Urgent action pledged for Skipton Parish school improvement

Skipton Parish Church of England (VC) Primary School is setting out a clear plan for urgent and rapid improvement after Ofsted placed the school in special measures last month.

Students at primary school in North Yorkshire.

North Yorkshire County Council, along with the Leeds diocese, is supplying the school with additional advisers and leadership support to pull together and implement an improvement plan with speed. Governors are carrying out a review of governance and all are committed to getting the school firmly back on track. They are determined to raise standards swiftly so that children have access to the best teaching and learning possible. 

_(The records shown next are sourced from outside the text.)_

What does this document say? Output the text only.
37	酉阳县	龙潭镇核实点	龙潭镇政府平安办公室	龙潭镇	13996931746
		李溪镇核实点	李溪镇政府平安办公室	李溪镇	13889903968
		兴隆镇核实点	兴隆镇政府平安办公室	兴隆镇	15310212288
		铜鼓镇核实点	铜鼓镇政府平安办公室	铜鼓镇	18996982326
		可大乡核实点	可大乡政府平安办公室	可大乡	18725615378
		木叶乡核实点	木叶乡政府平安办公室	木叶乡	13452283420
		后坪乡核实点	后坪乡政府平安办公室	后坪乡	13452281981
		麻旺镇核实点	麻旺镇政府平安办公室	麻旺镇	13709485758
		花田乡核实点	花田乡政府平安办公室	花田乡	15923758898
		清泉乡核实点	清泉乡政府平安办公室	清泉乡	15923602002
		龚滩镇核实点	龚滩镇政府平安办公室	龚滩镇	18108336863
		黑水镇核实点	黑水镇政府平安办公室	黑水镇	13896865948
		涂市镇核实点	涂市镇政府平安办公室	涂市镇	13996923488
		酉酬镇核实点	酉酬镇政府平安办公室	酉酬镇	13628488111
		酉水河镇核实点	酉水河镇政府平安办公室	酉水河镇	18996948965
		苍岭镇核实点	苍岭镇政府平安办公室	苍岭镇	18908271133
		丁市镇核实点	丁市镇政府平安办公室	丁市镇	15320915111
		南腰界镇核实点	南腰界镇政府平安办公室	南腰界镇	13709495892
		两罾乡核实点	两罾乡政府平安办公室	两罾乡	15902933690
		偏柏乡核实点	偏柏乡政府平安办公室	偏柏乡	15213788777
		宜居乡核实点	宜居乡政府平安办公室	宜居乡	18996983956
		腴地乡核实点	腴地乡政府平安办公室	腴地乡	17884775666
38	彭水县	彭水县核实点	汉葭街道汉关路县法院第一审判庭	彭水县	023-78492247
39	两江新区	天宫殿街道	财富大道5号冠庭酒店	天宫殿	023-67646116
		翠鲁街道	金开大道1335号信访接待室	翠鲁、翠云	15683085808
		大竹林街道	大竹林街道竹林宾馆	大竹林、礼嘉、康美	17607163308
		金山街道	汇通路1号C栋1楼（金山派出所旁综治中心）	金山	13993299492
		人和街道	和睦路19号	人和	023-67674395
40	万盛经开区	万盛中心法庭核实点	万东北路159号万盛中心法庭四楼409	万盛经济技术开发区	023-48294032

Inspectors acknowledged that attendance at Skipton Parish primary is above average and has improved since the last inspection. They also acknowledged that pupils know how to keep themselves safe and that teaching of phonics in literacy has improved at key stage one. They stated that the Sport Premium is spent well and affords pupils greater opportunities to be active and play sport.

However, inspectors called for fundamental improvements across a range of measures.

"We are confident that the issues identified by Ofsted can be addressed quickly," said Darren Lee, the Chair of Governors. "We all remain totally committed to ensuring that our children receive the best quality education possible and we are already taking the steps necessary to bring that about the required changes.

"We know that our parents will also provide an overwhelming sense of support as we work together through this challenging period."

"Parents and the school community must rest assured," said Pete Dwyer, North Yorkshire County Council's corporate director of the children and young people's service, "that we will take all necessary measures to ensure that Skipton Parish school gets back on track. Children in North Yorkshire must have access to good or outstanding education and we will act quickly to ensure children in this school receive no less."